Went shopping with Disha this afternoon. She wanted to get something to go with her red skirt for the party tonight (we reckon we can be exempt from the DP just this once – after all, even Great Artists and Writers do Fall in Love, even if it’s only TRAGICALLY). I, of course, could buy NOTHING. I have to save all my money for a bike, and no one else would give me any. (Not even Justin. He’s left the photos of Jocelyn and Robert Bandry sleeping at Andrew’s, so it’s my word against his.) I offered to do errands for Nan for a nominal charge and she accused me of being worse than a money changer in a temple. I even tried to borrow a tenner from Justin, but he wasn’t having it either. He said that I still owed him fifty quid from the summer. I pointed out that I’d only borrowed a fiver that time. He said it was fifty quid with interest. (Rest assured, the skies over London will be choked with pigs before he sees any of that!!!) Anyway, Disha and I went to the West End. I was so distraught over my poverty that I forgot to bring my mobe and Disha’s was at home charging, so she had to use a phone box to ring her mother and find out what it was she was meant to pick up for her. You couldn’t even see out of the box, there were so many cards plastered all over the glass. And they’re not like minicab cards (you know, name, phone number and maybe a drawing of a car). They’re full-colour photographs with whips and stuff like that. Disha said she doesn’t know why they bother putting porn magazines on the top shelf of the newsagent’s when the phone boxes are wallpapered with the same sorts of pictures. She said Sappho must never come to the West End, because if she did there wouldn’t be a box left standing. I asked Disha if she thought they were ALL prostitutes, or if some of them really were masseuses and personal trainers. Disha said she hoped I was joking. It was just that there seemed to be SO MANY. Disha said well, there would be, wouldn’t there? You don’t need any qualifications, you make more than you would working in Woolworths, and you don’t have to pay tax.
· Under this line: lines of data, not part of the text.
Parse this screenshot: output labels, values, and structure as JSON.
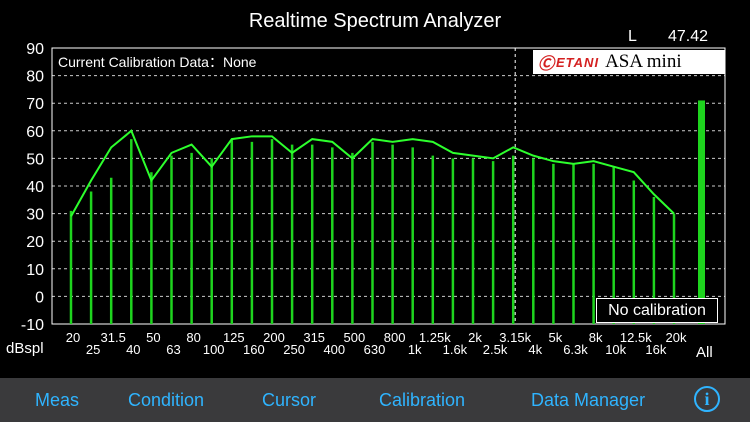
{
  "app": {
    "title": "Realtime Spectrum Analyzer"
  },
  "readout": {
    "channel": "L",
    "level": "47.42"
  },
  "calibration": {
    "text": "Current Calibration Data：None",
    "badge": "No calibration"
  },
  "brand": {
    "mark": "Ⓒ",
    "name": "ETANI",
    "product": "ASA mini"
  },
  "colors": {
    "bar": "#1ed41e",
    "peak": "#2dff2d",
    "grid": "#cccccc",
    "axis": "#ffffff",
    "tab": "#2fb4ff",
    "tabbar": "#3a3a3c"
  },
  "chart_data": {
    "type": "bar",
    "ylabel": "dBspl",
    "ylim": [
      -10,
      90
    ],
    "yticks": [
      "90",
      "80",
      "70",
      "60",
      "50",
      "40",
      "30",
      "20",
      "10",
      "0",
      "-10"
    ],
    "categories": [
      "20",
      "25",
      "31.5",
      "40",
      "50",
      "63",
      "80",
      "100",
      "125",
      "160",
      "200",
      "250",
      "315",
      "400",
      "500",
      "630",
      "800",
      "1k",
      "1.25k",
      "1.6k",
      "2k",
      "2.5k",
      "3.15k",
      "4k",
      "5k",
      "6.3k",
      "8k",
      "10k",
      "12.5k",
      "16k",
      "20k"
    ],
    "x_tick_labels_upper": [
      "20",
      "31.5",
      "50",
      "80",
      "125",
      "200",
      "315",
      "500",
      "800",
      "1.25k",
      "2k",
      "3.15k",
      "5k",
      "8k",
      "12.5k",
      "20k"
    ],
    "x_tick_labels_lower": [
      "25",
      "40",
      "63",
      "100",
      "160",
      "250",
      "400",
      "630",
      "1k",
      "1.6k",
      "2.5k",
      "4k",
      "6.3k",
      "10k",
      "16k"
    ],
    "values": [
      31,
      38,
      43,
      57,
      45,
      51,
      52,
      50,
      57,
      56,
      57,
      55,
      55,
      54,
      52,
      56,
      55,
      54,
      51,
      50,
      50,
      49,
      51,
      50,
      48,
      48,
      48,
      47,
      42,
      36,
      30
    ],
    "peaks": [
      29,
      42,
      54,
      60,
      42,
      52,
      55,
      47,
      57,
      58,
      58,
      52,
      57,
      56,
      50,
      57,
      56,
      57,
      56,
      52,
      51,
      50,
      54,
      51,
      49,
      48,
      49,
      47,
      45,
      37,
      30
    ],
    "all_value": 71,
    "all_label": "All",
    "grid": true
  },
  "tabbar": {
    "meas": "Meas",
    "condition": "Condition",
    "cursor": "Cursor",
    "calibration": "Calibration",
    "data_manager": "Data Manager",
    "info": "i"
  }
}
All you have to worry about is not catching some fatal disease or being beaten up or murdered. I think prostitution in general has to go on my Most Unromantic Sexual Encounters list. It makes the giant chicken job look good if you ask me. There’s obviously a lot more to sex than you’d think. Or a lot less.
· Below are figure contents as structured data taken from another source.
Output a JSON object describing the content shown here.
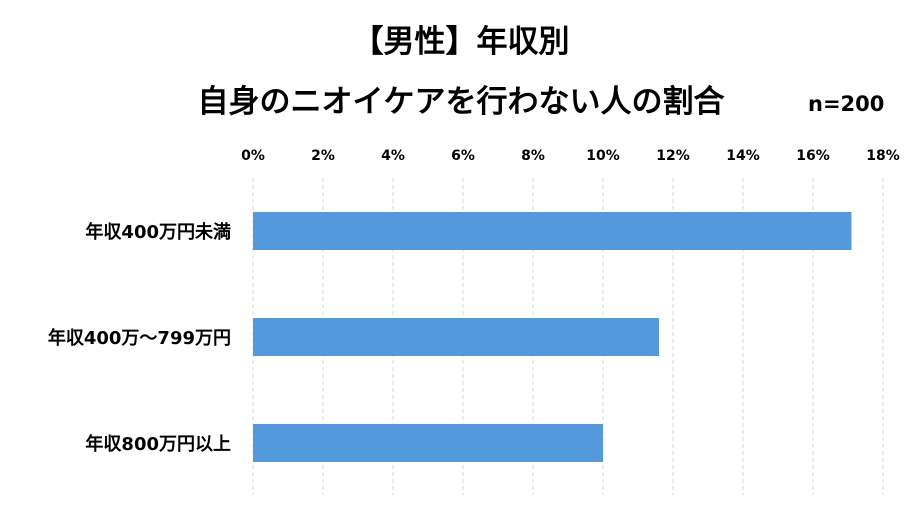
{
  "chart_data": {
    "type": "bar",
    "orientation": "horizontal",
    "title": "【男性】年収別",
    "subtitle": "自身のニオイケアを行わない人の割合",
    "annotation": "n=200",
    "categories": [
      "年収400万円未満",
      "年収400万～799万円",
      "年収800万円以上"
    ],
    "values": [
      17.1,
      11.6,
      10.0
    ],
    "unit": "%",
    "xlim": [
      0,
      18
    ],
    "xticks": [
      0,
      2,
      4,
      6,
      8,
      10,
      12,
      14,
      16,
      18
    ],
    "tick_labels": [
      "0%",
      "2%",
      "4%",
      "6%",
      "8%",
      "10%",
      "12%",
      "14%",
      "16%",
      "18%"
    ],
    "xlabel": "",
    "ylabel": "",
    "grid": true,
    "axis_position": "top",
    "legend": "none",
    "bar_color": "#5599DD",
    "grid_color": "#D9D9D9"
  }
}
Walked past a bike shop on the way home. I couldn’t believe the prices! I could buy a motorized scooter for that! Disha said I should look for a second-hand one in Loot.
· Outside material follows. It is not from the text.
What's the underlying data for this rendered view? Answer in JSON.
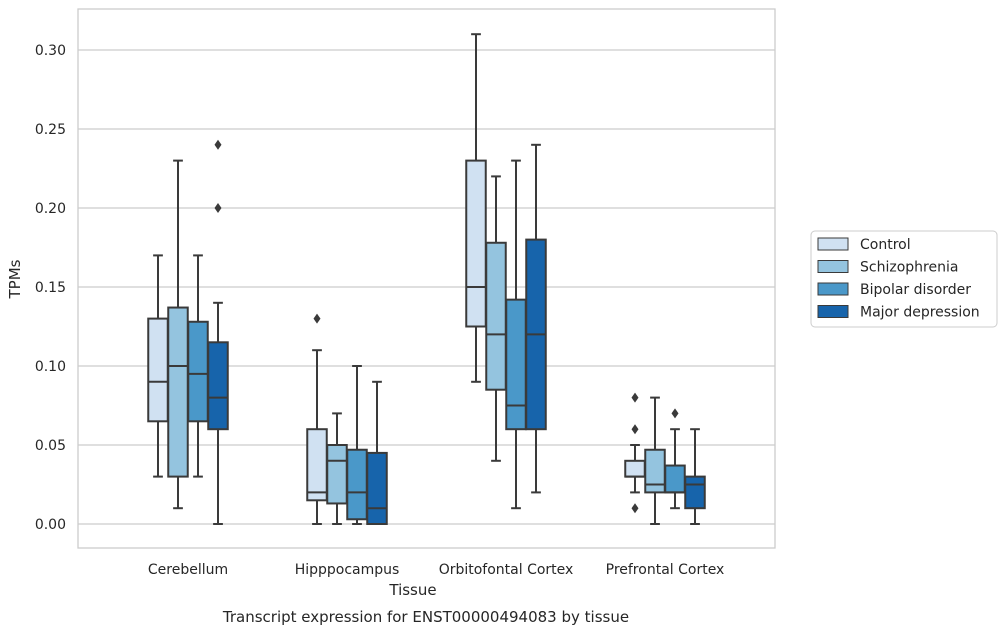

When Sigmund saw the hole in my door where I tried to put on the lock he lost it completely, as per usual. Blah blah blah. It’s hard to believe he gets paid to LISTEN to people. I’ve never heard him keep his mouth shut for more than two seconds. He says I’ve TOTALLY ruined the door and that now he’ll have to get a new one – and God Knows How Much That’s Going to Cost. I said to make sure he got one with a lock.
I practically rubbed my fingers to the bone trying to get the ketchup out of my new trousers, but you can still see it, so I bought a bottle of black dye to hide the stain. It looks pretty easy. You just dump it all in the washing machine.